About Braille Battery

Braille Battery Inc. is a Sarasota, Florida-based battery manufacturing and energy storage solutions company and the pioneer of a complete line of lightweight high powered battery systems for the transportation market.

Braille developed the world's first commercially available automotive lithium starting battery and has grown to become the highest volume producer of automotive lithium starting batteries. The company retains international patent protection on over 20 unique battery improvements. Some have achieved market success while others have been applied in non-consumer applications.

Its technological achievements include battery containment using composite technologies; thermal management, high amperage solutions, high vibration designs, novel battery chemistries, battery controls and dual use chemistries.

Braille's ISO compliant manufacturing facility houses management offices, design and engineering, research and development, manufacturing, logistics and fulfillment. Braille is an FDA manufacturer and is GSA / CCR registered.

Braille's achievements include numerous firsts in the industry, among them: development of the first carbon fiber battery; first Lithium-Ion automotive original equipment starting battery; first carbon Li-Ion battery; first European Community RoHS environmentally approved automotive battery; first lithium battery to win a Formula 1 Championship; first lithium battery to win Daytona 500, NASCAR and Le Mans Championships, and; the first Lithium Iron Phosphate energy storage solution for the U.S. defense industry.

Disclaimer & Forward Looking Statement

Neither TSX Venture Exchange nor its Regulation Services Provider (as that term is defined in policies of the TSX Venture Exchange) accepts responsibility for the adequacy or accuracy of this release.

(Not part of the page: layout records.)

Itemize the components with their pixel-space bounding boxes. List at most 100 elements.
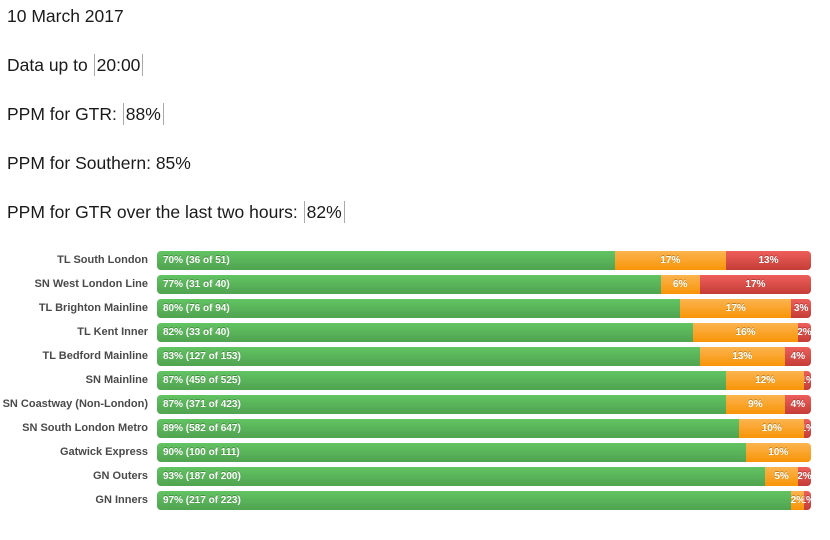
ppm-gtr-line: PPM for GTR: 88% xyxy=(7,103,830,125)
segment-value-label: 93% (187 of 200) xyxy=(163,471,241,482)
row-bar: 82% (33 of 40) 16% 2% xyxy=(157,323,811,342)
row-bar: 87% (371 of 423) 9% 4% xyxy=(157,395,811,414)
segment-value-label: 17% xyxy=(745,279,766,290)
segment-value-label: 16% xyxy=(735,327,756,338)
row-label: GN Inners xyxy=(95,494,148,506)
row-bar: 83% (127 of 153) 13% 4% xyxy=(157,347,811,366)
segment-value-label: 97% (217 of 223) xyxy=(163,495,241,506)
report-header: 10 March 2017 Data up to 20:00 PPM for G… xyxy=(0,0,830,223)
row-bar: 93% (187 of 200) 5% 2% xyxy=(157,467,811,486)
data-up-to-label: Data up to xyxy=(7,55,93,75)
ppm-gtr-two-hours-field: 82% xyxy=(303,201,345,223)
segment-value-label: 12% xyxy=(755,375,776,386)
bar-segment-very-late: 1% xyxy=(804,491,811,510)
segment-value-label: 1% xyxy=(804,495,811,506)
segment-value-label: 87% (371 of 423) xyxy=(163,399,241,410)
bar-segment-on-time: 87% (371 of 423) xyxy=(157,395,726,414)
bar-segment-on-time: 89% (582 of 647) xyxy=(157,419,740,438)
segment-value-label: 17% xyxy=(660,255,681,266)
chart-row: TL Kent Inner 82% (33 of 40) 16% 2% xyxy=(0,323,830,342)
bar-segment-late: 17% xyxy=(680,299,792,318)
row-label: SN South London Metro xyxy=(22,422,148,434)
segment-value-label: 4% xyxy=(790,399,806,410)
bar-segment-on-time: 90% (100 of 111) xyxy=(157,443,746,462)
bar-segment-late: 6% xyxy=(660,275,700,294)
row-label: GN Outers xyxy=(92,470,148,482)
bar-segment-very-late: 17% xyxy=(699,275,811,294)
bar-segment-very-late: 1% xyxy=(804,419,811,438)
segment-value-label: 5% xyxy=(774,471,789,482)
segment-value-label: 2% xyxy=(797,327,811,338)
bar-segment-on-time: 87% (459 of 525) xyxy=(157,371,726,390)
report-date: 10 March 2017 xyxy=(7,6,124,26)
bar-segment-very-late: 4% xyxy=(784,395,811,414)
bar-segment-late: 16% xyxy=(693,323,798,342)
ppm-gtr-two-hours-line: PPM for GTR over the last two hours: 82% xyxy=(7,201,830,223)
segment-value-label: 87% (459 of 525) xyxy=(163,375,241,386)
row-bar: 97% (217 of 223) 2%1% xyxy=(157,491,811,510)
bar-segment-late: 10% xyxy=(739,419,805,438)
row-bar: 77% (31 of 40) 6% 17% xyxy=(157,275,811,294)
ppm-gtr-field: 88% xyxy=(122,103,164,125)
bar-segment-late: 12% xyxy=(725,371,805,390)
segment-value-label: 82% (33 of 40) xyxy=(163,327,230,338)
bar-segment-on-time: 77% (31 of 40) xyxy=(157,275,661,294)
bar-segment-very-late: 4% xyxy=(784,347,811,366)
bar-segment-late: 5% xyxy=(765,467,798,486)
bar-segment-on-time: 70% (36 of 51) xyxy=(157,251,615,270)
segment-value-label: 13% xyxy=(732,351,753,362)
segment-value-label: 2% xyxy=(797,471,811,482)
bar-segment-on-time: 97% (217 of 223) xyxy=(157,491,792,510)
bar-segment-late: 10% xyxy=(745,443,811,462)
row-bar: 80% (76 of 94) 17% 3% xyxy=(157,299,811,318)
segment-value-label: 10% xyxy=(768,447,789,458)
row-bar: 89% (582 of 647) 10% 1% xyxy=(157,419,811,438)
segment-value-label: 4% xyxy=(790,351,806,362)
row-label: SN Mainline xyxy=(85,374,148,386)
row-label: SN West London Line xyxy=(34,278,148,290)
bar-segment-on-time: 93% (187 of 200) xyxy=(157,467,766,486)
bar-segment-very-late: 1% xyxy=(804,371,811,390)
ppm-southern-line: PPM for Southern: 85% xyxy=(7,153,191,173)
segment-value-label: 2% xyxy=(791,495,805,506)
chart-row: SN Mainline 87% (459 of 525) 12% 1% xyxy=(0,371,830,390)
segment-value-label: 89% (582 of 647) xyxy=(163,423,241,434)
bar-segment-late: 13% xyxy=(699,347,785,366)
bar-segment-late: 2% xyxy=(791,491,805,510)
ppm-gtr-label: PPM for GTR: xyxy=(7,104,122,124)
chart-row: TL South London 70% (36 of 51) 17% 13% xyxy=(0,251,830,270)
segment-value-label: 80% (76 of 94) xyxy=(163,303,230,314)
segment-value-label: 1% xyxy=(804,375,811,386)
row-label: SN Coastway (Non-London) xyxy=(2,398,148,410)
row-label: TL Bedford Mainline xyxy=(42,350,148,362)
bar-segment-late: 17% xyxy=(614,251,726,270)
row-label: TL South London xyxy=(57,254,148,266)
chart-row: TL Brighton Mainline 80% (76 of 94) 17% 3% xyxy=(0,299,830,318)
row-label: Gatwick Express xyxy=(59,446,148,458)
chart-row: GN Inners 97% (217 of 223) 2%1% xyxy=(0,491,830,510)
segment-value-label: 70% (36 of 51) xyxy=(163,255,230,266)
segment-value-label: 6% xyxy=(672,279,688,290)
bar-segment-on-time: 80% (76 of 94) xyxy=(157,299,681,318)
row-label: TL Kent Inner xyxy=(77,326,148,338)
segment-value-label: 77% (31 of 40) xyxy=(163,279,230,290)
segment-value-label: 1% xyxy=(804,423,811,434)
bar-segment-very-late: 13% xyxy=(725,251,811,270)
chart-row: GN Outers 93% (187 of 200) 5% 2% xyxy=(0,467,830,486)
bar-segment-on-time: 83% (127 of 153) xyxy=(157,347,700,366)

Certain information included in this press release is forward-looking and may involve risks and uncertainties. The results or events predicted in these statements may differ materially from actual results or events. Factors that might cause a difference include, but are not limited to, competitive developments, risks associated with Mincom's growth, the state of the financial markets, regulatory risks and other factors. Forward-looking statements included or incorporated by reference in this press release include statements with respect to proposed terms of the private placement transaction. There can be no assurance that any statements of forward-looking information contained in this release will prove to be accurate. Actual results and future events could differ materially from those anticipated in such statements. These and all subsequent written and oral statements containing forward-looking information are based on the estimates and opinions of management on the dates they are made and expressly qualified in their entirety by this notice. Unless otherwise required by applicable securities laws, Mincom disclaims any intention or obligation to update or revise any forward-looking statements, whether as a result of new information, future events or otherwise. Readers are cautioned not to place undue reliance on any statements of forward-looking information that speak only as of the date of this release. More detailed information about potential factors that could affect Mincom's financial and business results is included in public documents Mincom files from time to time with Canadian securities regulatory authorities and which are available at www.sedar.com.